Einfaches Studiendesign: Einzelgabe oder Fixkombination

Bei insgesamt 2004 Teilnehmern, zur Hälfte aus Indien, aber auch aus London (UK), Dublin (Irland) und Utrecht (Niederlande), wurden zwei Therapieregime miteinander verglichen, die sich nur in einer Hinsicht unterschieden. Entweder wurden die vier Studien-Medikamente einzeln gegeben oder aber sie wurden als Fixkombination verabreicht, wobei sie lediglich in eine einzige Kapsel gesteckt wurden. Die Zusammensetzung bestand aus 75 mg Acetylsalicylsäure, 40 mg Simvastatin und 10 mg Lisinopril. Die vierte Komponente war mit 12,5 mg Hydrochlorothiazid oder 50 mg Atenolol ein weiteres Antihypertensivum. Für die Mehrzahl der Probanden waren diese Medikamente nicht neu, denn sie hatten bereits eine manifeste koronare Herzkrankheit (KHK) bzw. eine andere kardio- oder zerebrovaskuläre Erkrankung oder wiesen zumindest ein mehr als 15-prozentiges Risiko auf, in den nächsten fünf Jahren ein kardiovaskuläres Ereignis zu erleiden. So waren schon zuvor 88% der Patienten auf Statine, mehr als 90% auf Acetylsalicylsäure und rund 60% auf mindestens zwei Antihypertensiva eingestellt gewesen.

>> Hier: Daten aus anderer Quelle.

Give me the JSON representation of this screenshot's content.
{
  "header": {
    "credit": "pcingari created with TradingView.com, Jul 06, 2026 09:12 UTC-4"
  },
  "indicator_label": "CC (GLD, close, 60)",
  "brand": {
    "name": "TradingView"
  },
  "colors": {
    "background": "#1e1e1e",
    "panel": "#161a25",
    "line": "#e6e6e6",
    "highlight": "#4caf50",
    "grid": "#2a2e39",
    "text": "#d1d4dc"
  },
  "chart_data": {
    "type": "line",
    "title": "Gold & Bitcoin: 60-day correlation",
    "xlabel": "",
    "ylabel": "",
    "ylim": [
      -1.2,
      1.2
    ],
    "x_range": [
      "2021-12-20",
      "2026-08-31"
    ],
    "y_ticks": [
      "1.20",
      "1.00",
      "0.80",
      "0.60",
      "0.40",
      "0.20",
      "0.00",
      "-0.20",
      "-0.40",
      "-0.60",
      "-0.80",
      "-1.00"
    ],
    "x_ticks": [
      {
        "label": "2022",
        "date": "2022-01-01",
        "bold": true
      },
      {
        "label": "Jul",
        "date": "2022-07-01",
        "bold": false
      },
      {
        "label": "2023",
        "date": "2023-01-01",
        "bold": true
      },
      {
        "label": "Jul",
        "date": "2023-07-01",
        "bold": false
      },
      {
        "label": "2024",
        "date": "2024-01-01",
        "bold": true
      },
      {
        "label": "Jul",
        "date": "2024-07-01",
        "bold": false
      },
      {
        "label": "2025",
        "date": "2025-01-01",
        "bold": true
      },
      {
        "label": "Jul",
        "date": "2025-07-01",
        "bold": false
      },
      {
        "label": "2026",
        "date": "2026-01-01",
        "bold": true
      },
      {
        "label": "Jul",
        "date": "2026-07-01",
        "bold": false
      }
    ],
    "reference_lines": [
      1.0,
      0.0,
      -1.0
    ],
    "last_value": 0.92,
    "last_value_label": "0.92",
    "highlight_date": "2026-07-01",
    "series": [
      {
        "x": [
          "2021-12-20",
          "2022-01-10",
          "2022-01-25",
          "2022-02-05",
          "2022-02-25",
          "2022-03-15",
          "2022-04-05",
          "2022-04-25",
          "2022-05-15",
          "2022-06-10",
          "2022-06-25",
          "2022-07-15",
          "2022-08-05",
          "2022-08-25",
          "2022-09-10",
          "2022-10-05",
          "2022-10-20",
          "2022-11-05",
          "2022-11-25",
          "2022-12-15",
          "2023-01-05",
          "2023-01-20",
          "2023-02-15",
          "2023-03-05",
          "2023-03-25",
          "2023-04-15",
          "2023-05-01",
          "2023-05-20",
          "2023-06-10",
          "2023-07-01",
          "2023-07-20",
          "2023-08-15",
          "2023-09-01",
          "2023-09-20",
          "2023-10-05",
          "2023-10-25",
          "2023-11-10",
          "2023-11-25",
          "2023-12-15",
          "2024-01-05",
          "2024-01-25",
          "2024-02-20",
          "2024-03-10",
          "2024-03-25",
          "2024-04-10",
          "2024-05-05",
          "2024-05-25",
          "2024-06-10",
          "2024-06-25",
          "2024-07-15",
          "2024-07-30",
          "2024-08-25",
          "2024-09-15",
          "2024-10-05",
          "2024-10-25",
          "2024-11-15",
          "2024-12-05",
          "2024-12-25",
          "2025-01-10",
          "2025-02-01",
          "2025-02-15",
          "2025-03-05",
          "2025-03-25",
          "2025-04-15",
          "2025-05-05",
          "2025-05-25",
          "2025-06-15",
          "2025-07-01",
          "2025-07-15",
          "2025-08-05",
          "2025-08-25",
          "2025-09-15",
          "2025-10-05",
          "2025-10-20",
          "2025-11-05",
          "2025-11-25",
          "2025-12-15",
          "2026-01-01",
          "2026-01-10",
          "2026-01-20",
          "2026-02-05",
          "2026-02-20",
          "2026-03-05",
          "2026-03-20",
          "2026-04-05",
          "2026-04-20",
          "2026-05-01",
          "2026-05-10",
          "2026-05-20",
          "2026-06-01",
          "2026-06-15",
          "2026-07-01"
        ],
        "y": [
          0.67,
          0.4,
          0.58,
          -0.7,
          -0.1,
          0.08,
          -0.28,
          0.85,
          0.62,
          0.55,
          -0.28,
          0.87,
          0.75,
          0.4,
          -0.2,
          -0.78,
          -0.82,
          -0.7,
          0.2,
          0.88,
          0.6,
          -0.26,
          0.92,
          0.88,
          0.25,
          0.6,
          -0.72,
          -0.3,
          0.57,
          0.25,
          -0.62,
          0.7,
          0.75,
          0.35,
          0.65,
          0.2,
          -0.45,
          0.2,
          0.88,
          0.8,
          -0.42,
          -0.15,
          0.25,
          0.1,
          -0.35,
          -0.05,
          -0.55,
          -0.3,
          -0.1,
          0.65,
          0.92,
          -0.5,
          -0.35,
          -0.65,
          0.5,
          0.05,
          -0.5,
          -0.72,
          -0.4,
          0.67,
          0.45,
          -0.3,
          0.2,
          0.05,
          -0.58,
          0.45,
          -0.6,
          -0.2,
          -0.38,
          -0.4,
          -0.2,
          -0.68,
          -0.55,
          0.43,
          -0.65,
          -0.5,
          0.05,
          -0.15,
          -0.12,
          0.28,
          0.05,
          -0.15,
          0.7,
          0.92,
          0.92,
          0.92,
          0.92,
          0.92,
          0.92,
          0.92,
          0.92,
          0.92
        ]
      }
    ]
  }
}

Adhärenz um ein Drittel höher

Nach einer Studiendauer von durchschnittlich 15 Monaten stellte sich heraus, dass mit der Fixkombinationsgabe die Adhärenz gegenüber der bisher üblichen Gabe als Einzel-Medikamente um ein Drittel verbessert werden konnte. Der Anteil der Patienten, die bis zum Studienende ihre Medikamente regelmäßig einnahmen, stieg von 65% auf 86%. Dies schlug sich auch in einer besseren Einstellung sowohl der Hypertonie wie auch der Dyslipoproteinämie nieder. Im Median kam es zu einer um 2,6 mmHg stärkeren Blutdrucksenkung und zu einer um 4,3 mg/dl verbesserten Senkung des LDL-Cholesterins. Beide Ergebnisse waren statistisch signifikant. Inwieweit diese Vorteile auch zu einer Reduktion kardio- oder zerebrovaskulärer Ereignisse beitragen könnten, ist bislang aber nicht untersucht worden.

Dass die Ergebnisse der Studie in Indien wie in Westeuropa gleich ausfielen, wertete Thom als Beleg für ihre Verallgemeinerbarkeit. Trotz der unterschiedlichen sozioökonomischen Rahmenbedingungen stellte sich in beiden Regionen gleichermaßen die Vereinfachung der Therapie als ebenso einfaches wie wirksames Instrument heraus, die Behandlungsergebnisse zu verbessern. Insbesondere die Zusammenfassung mehrerer indizierter Medikamente in Fixkombination erweise sich dabei als probates Mittel, die Adhärenz und damit das Behandlungsergebnis zu optimieren. Für Schwellenländer wie Indien hätten die Studienergebnisse aber insofern eine besondere Bedeutung, da hier ökonomische Bedingungen besonders zum Tragen kommen. So könnte eine Fixkombination von vier kardioprotektiv wirksamen Substanzen in nur einer Kapsel, die alle als Generika erhältlich und deshalb preiswert sind, die indizierte Sekundärprävention in der Kardiologie erschwinglich und einer breiteren Bevölkerungsschicht leichter zugänglich machen.